Over the course of several months, defendant forged her employer's business checks and deposited the funds into her own personal account. After misappropriating more than $37,000 and altering her employer's records to falsely reflect payments to creditors, she was arrested and charged with grand larceny in the third degree. Defendant subsequently waived indictment and pleaded guilty to a superior court information charging her with grand larceny in the third degree. Thereafter, she executed a written waiver of the right to appeal and was sentenced as a second felony offender to an agreed-upon prison term of 2½ to 5 years, in addition to restitution in the amount of $91,865.74.

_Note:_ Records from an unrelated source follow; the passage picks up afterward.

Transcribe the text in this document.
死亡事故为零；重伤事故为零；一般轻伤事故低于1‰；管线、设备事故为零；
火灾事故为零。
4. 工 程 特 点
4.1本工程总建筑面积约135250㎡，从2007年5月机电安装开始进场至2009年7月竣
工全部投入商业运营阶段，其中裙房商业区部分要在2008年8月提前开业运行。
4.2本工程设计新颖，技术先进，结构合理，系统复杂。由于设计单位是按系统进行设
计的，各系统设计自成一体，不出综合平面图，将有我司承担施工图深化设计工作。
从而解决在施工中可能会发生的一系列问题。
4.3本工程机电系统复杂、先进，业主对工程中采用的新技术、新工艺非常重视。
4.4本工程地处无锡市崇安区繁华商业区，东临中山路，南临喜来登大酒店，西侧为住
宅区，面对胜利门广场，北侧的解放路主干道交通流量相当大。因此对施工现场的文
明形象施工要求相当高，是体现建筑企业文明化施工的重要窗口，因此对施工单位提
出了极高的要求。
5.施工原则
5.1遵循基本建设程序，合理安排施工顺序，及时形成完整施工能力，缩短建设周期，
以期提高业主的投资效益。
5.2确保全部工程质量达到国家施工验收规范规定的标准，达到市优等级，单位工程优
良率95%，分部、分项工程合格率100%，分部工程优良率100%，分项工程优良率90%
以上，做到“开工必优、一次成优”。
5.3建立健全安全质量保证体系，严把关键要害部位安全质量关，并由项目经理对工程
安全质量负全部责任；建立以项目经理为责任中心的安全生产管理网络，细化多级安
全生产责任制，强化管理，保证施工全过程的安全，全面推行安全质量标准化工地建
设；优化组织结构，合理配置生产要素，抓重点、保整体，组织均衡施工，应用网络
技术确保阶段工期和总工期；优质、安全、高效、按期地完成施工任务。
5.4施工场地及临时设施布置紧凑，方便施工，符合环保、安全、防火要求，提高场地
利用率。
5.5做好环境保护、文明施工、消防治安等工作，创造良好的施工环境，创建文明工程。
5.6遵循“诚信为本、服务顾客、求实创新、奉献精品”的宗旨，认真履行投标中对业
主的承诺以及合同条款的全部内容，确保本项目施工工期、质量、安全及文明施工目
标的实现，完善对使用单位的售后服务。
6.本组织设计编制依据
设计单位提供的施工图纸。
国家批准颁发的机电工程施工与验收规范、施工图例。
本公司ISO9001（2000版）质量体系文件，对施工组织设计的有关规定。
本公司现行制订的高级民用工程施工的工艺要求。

On appeal, defendant argues that her waiver of appeal was entered into involuntarily. We disagree. County Court questioned defendant extensively concerning her understanding of the plea agreement and the rights that she was surrendering as a result of her guilty plea and waiver of her right to appeal. In response, defendant consistently reassured County Court that she was aware of, among other things, her right to plead not guilty and her right to appeal, and was choosing to waive both voluntarily. Defendant's oral concessions were buttressed by her written waiver of appeal, which explicitly enumerated the rights that were to be relinquished and acknowledged that defendant had discussed the consequences of the waiver with counsel. Under these circumstances, we find both defendant's guilty plea and her waiver of appeal to have been knowing, voluntary and intelligent ( see People v Hogabone, 49 AD3d 1027, 1028; People v Vallance, 49 AD3d 917, 918, lv denied 10 NY3d 845; People v Lewis, 48 AD3d 880, 881). Having found a valid waiver of the right to appeal, defendant's challenge to her sentence is precluded ( see People v Walker, 47 AD3d 965, 966; People v McKeney, 45 AD3d 974, 975; People v Fogarty, 35 AD3d 957, 958, lv denied 8 NY3d 922).
Similarly unavailing is defendant's contention that County Court erred in making a determination as to restitution without first conducting a hearing ( see Penal Law § 60.27; People v Tzitzikalakis, 8 NY3d 217, 221). Notably, the calculated restitution was an integral part of defendant's agreed-upon plea bargain, which she was apprised of and acknowledged on the record several times. Therefore, inasmuch as defendant failed to challenge County Court's restitution determination or request a hearing on the issue, her current argument is unpreserved and we decline to reverse said determination in the interest of justice ( see People v Stephens, 51 AD3d 1225; People v Golgoski, 40 AD3d 1138, 1138; People v Williams, 28 AD3d 1005, 1011, lv denied 7 NY3d 819).
Ordered that the judgment is affirmed.